The International Conference for High Performance Computing, Networking, Storage and Analysis
Lossy Compression for Checkpointing: Fallible or Feasible?.
Authors: Xiang Ni (University of Illinois at Urbana-Champaign), Tanzima Islam (Lawrence Livermore National Laboratory), Kathryn Mohror (Lawrence Livermore National Laboratory), Adam Moody (Lawrence Livermore National Laboratory), Laxmikant Kale (University of Illinois at Urbana-Champaign)

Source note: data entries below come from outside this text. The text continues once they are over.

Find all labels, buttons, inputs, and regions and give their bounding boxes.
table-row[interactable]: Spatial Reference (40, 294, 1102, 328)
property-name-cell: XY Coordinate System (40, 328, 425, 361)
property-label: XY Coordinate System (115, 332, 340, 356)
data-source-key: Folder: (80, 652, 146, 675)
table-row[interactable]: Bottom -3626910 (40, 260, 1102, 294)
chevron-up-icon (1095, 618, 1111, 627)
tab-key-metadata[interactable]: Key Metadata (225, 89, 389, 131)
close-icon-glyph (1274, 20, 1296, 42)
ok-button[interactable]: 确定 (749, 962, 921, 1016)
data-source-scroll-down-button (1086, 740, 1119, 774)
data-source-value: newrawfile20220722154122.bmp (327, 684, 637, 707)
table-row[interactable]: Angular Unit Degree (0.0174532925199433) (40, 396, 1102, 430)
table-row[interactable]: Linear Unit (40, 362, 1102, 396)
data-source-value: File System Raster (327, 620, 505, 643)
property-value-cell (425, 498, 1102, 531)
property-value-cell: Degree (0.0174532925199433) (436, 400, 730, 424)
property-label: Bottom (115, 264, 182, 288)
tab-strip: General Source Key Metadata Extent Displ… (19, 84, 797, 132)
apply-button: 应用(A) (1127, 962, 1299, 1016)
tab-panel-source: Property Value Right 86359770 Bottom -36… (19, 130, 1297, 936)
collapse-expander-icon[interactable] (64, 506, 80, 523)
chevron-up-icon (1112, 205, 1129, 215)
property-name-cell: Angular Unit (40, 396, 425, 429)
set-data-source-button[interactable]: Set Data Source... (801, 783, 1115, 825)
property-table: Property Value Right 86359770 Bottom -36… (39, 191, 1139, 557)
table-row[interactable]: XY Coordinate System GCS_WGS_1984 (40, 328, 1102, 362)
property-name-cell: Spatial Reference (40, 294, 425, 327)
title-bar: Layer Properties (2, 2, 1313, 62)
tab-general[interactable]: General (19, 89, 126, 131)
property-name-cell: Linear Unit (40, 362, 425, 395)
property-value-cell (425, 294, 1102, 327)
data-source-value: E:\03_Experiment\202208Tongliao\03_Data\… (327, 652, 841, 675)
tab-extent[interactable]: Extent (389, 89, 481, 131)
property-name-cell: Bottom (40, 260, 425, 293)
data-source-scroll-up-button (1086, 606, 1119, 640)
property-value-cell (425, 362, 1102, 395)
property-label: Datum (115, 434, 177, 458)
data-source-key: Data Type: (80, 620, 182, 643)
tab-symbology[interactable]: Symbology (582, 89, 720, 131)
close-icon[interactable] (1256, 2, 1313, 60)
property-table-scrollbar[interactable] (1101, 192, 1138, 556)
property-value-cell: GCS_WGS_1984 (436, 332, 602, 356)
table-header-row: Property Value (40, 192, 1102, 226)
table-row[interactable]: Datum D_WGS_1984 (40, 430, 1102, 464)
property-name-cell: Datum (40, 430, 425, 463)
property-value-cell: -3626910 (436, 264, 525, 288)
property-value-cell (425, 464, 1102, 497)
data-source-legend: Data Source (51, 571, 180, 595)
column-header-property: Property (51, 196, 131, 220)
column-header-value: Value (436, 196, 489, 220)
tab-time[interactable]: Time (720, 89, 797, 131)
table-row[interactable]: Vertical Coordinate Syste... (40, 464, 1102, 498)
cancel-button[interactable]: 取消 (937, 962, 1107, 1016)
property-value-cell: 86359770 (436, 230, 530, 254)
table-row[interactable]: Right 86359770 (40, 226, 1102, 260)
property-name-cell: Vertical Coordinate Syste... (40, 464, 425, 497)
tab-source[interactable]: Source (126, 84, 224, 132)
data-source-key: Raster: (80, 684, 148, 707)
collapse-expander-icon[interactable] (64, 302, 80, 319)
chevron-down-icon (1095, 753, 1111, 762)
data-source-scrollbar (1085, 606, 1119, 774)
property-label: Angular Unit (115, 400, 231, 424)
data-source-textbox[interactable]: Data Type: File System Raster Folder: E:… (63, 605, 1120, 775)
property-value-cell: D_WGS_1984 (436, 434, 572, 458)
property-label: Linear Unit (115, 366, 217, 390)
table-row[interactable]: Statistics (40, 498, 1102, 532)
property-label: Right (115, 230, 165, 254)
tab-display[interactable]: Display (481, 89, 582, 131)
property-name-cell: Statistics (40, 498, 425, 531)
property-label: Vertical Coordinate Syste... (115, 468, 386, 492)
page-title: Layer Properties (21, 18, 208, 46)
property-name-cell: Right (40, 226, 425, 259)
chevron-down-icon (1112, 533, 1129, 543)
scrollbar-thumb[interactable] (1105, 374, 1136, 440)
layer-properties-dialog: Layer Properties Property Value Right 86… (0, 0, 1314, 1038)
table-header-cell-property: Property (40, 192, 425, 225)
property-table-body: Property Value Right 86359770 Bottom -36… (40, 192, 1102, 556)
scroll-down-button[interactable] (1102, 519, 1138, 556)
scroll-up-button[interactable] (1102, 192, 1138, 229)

Abstract: As HPC applications scale to hundreds of thousands of processors, large checkpoints consume a lot of space making it costly to fit them in memory or burst buffers. It also takes a significant amount of time to transfer them to stable storage. Lossless compression fail to reduce the size of such checkpoints due to randomness in the lower bits of typical floating point scientific data. To address this challenge, we propose use of lossy compression for reducing checkpoint size significantly, and study its impact on correctness of application execution. We study the trade-off between the loss of precision, compression ratio, and correctness due to lossy compression. For ChaNGa, we show that use of moderate lossy compression reduces checkpoint size by 3-5x while maintaining correctness. Finally, we inject failures following different distributions to study whether an application is more sensitive to precision loss at earlier or later stages of the simulation.